Saturday, November 09, 2019

Michael Ignatieff: The crisis of liberal constitutionalism - 2


Continued from the post above



Citing the Brexit imbroglio, Ignatieff said, at present, liberal democracy in Britain is at its best. 

“A democracy is there to prevent a society polarizing into enemies and keeping everybody in a debate in which they’re merely adversaries. In the unwritten constitution of a democracy, there are no enemies, only adversaries, and thus far, despite the polarization in Britain, despite some of the bitterness, this it seems to me is exemplary example of democracy. Not at its worst, but actually at its best. That’s an unpopular thought. If I said that in a lecture in London, I might be laughed out of the house, but I’m sticking with it. If you like democracy, you have to like its rough and tumble.”

Talking about the Trump impeachment, Ignatieff again emphasized that the liberal democratic system has ensured that when the President of the United States stepped out of line, system has ensured that the whistle blower has the constitutional protection to perform his / her duty.

He said, “It illuminated with clarity what a liberal democracy actually is, as an institutional system.”

The President has a phone call with foreign leader and the President says something which violates his constitutional oath. “What is interesting is that they (those who think that Trump erred) then have recourse through protected legislation to blow the whistle. They’re guaranteed confidentiality. They’re guaranteed access to the Congress of the United States. The liberal institutional system worked. It protected devoted civil servants, public servants, gave them the right to go to the President of the United States and say he just crossed the line in a phone call. If the president is impeached, it will be because liberal democratic institutions did what they are supposed to do.”

Ignatieff said democracy would be in crisis if Trump was impeached but would refuse to step down.

He emphasized that, “If you love liberal democracies stop getting alarmed every time it has institutional conflict, because that is the essence of a functioning liberal democracy.”

Ignatieff turned his focus on the crisis in democracy with regard to the increasingly fraught relationship between liberal democracy and liberal professions. 

Liberal professions are academics, lawyers, doctors, journalists, and professional politicians. There is a deep association between these liberal professions and liberal democracy. These liberal professions run liberal democracy.

The lawyers and the judges run the legal system. The doctors run another pillar of a liberal democracy, which is public health care. Journalists run that entire thing called the free media, which is constitutive of liberal democracy. And academics train democratic citizens but crucially, they credential the entire elite that runs a liberal democracy.

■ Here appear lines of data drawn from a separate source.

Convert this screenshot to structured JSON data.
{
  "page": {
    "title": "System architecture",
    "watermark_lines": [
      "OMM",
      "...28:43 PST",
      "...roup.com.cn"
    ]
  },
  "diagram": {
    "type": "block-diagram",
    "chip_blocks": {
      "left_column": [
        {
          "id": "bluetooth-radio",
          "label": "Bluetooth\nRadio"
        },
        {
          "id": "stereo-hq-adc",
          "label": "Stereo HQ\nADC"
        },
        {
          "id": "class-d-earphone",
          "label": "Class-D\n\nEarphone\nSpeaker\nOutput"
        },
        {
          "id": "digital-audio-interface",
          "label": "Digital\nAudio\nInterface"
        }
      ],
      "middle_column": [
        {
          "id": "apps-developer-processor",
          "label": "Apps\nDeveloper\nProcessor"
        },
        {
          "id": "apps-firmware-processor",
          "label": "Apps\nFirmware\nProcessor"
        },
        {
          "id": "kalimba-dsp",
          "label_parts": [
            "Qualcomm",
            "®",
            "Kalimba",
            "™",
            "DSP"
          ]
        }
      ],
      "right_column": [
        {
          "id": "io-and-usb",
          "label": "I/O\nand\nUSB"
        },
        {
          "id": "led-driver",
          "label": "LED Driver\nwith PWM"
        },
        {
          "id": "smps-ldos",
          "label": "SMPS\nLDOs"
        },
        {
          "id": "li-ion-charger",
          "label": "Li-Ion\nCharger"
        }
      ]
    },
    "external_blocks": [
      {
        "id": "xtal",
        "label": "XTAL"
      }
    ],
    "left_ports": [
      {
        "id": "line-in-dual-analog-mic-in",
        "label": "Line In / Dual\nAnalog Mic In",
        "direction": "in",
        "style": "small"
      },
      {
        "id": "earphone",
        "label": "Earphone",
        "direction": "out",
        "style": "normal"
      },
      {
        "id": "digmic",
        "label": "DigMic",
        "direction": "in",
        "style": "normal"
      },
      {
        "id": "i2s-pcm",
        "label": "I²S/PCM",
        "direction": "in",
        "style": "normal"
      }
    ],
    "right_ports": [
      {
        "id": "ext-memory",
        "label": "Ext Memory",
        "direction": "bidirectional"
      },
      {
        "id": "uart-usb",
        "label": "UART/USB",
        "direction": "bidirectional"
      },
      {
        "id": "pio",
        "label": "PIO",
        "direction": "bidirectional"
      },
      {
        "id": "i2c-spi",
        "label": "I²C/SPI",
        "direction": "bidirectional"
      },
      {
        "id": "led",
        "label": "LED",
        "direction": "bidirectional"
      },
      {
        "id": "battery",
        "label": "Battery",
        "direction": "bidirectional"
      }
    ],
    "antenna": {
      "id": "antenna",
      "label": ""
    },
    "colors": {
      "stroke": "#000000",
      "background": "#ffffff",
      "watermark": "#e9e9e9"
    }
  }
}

“And one of the things that the populist challenge is making me anxious about is the erosion of trust in the population at large at the status privilege and authority of the liberal professions that keep liberal democracy going. And there is deep resentment towards the credential inequality that the liberal professions have benefited from,” he said.

The liberal professions in general, need to think about inequality. Thomas Piketty’s data on income inequality is revealing – liberal professions have done extraordinarily well from the new inequality that began to emerge from the 1970s onward. 

He said that a definite linkage exists (but has rarely been acknowledged) between inequality, the erosion of status, and the erosion of trust towards liberal professions, and declining faith and confidence in liberal democracy itself.

He said, “If you believe as I do that one of the glories of a liberal democracy is a thing called the rule of law; but at present you go to many communities across Canada and you ask, what is the rule of law mean to you? People are likely to respond by saying: It means I have no access to justice. The lawyers are too expensive. The judges won't listen. And my chances of ending up in the slammer pretty good. There is a an enormous gulf between the high minded way in which in a university we think about the rule of law, and the much crueler reality of what the rule of law looks like in an ordinary Magistrates Court or criminal law court.”

Ignatieff explained that the legitimacy of liberal democracy is performative. It’s won or lost every day in our courtrooms. It’s won or lost every day when a lawyer says, ‘You can’t afford my fees’. It’s won or lost every day when our legal aid systems don't work, it's won or lost every day in which an Aboriginal comes out thinking I can't get a fair shake and this goddamn system.

“These are the pressures on the performative legitimacy of liberal democracy that we ought to take seriously. They relate to the eroding trust that the general public has in credentialed liberal professions. And I think that has a knock-on effect in terms of the faith that people have in liberal democracy. It’s one of the reasons why people say I don't want liberal democracy. What I want is to be ruled by ‘We the People’,” he said.

Ignatieff concluded with an impassioned plea: 

“I want the doors to be open, so everybody can be put through the rigorous, relentless training that makes great universities great. I don't want to compromise any of that. But we got to make sure the doors are open. We got to make sure that everybody can get the kind of chance that my father Mike, and I got through being in these places. And I think we want as teachers to be constantly thinking about the professional ethics that we teach in the liberal professionals. If you’re in a liberal profession, you have obligations, their fiduciary obligations, their obligations of competence, their obligations of good advice, their obligations of academic excellence, but they’re also obligations of service and if we lose that we may pay a price in terms of the legitimacy of liberal democracy itself that we can barely see.”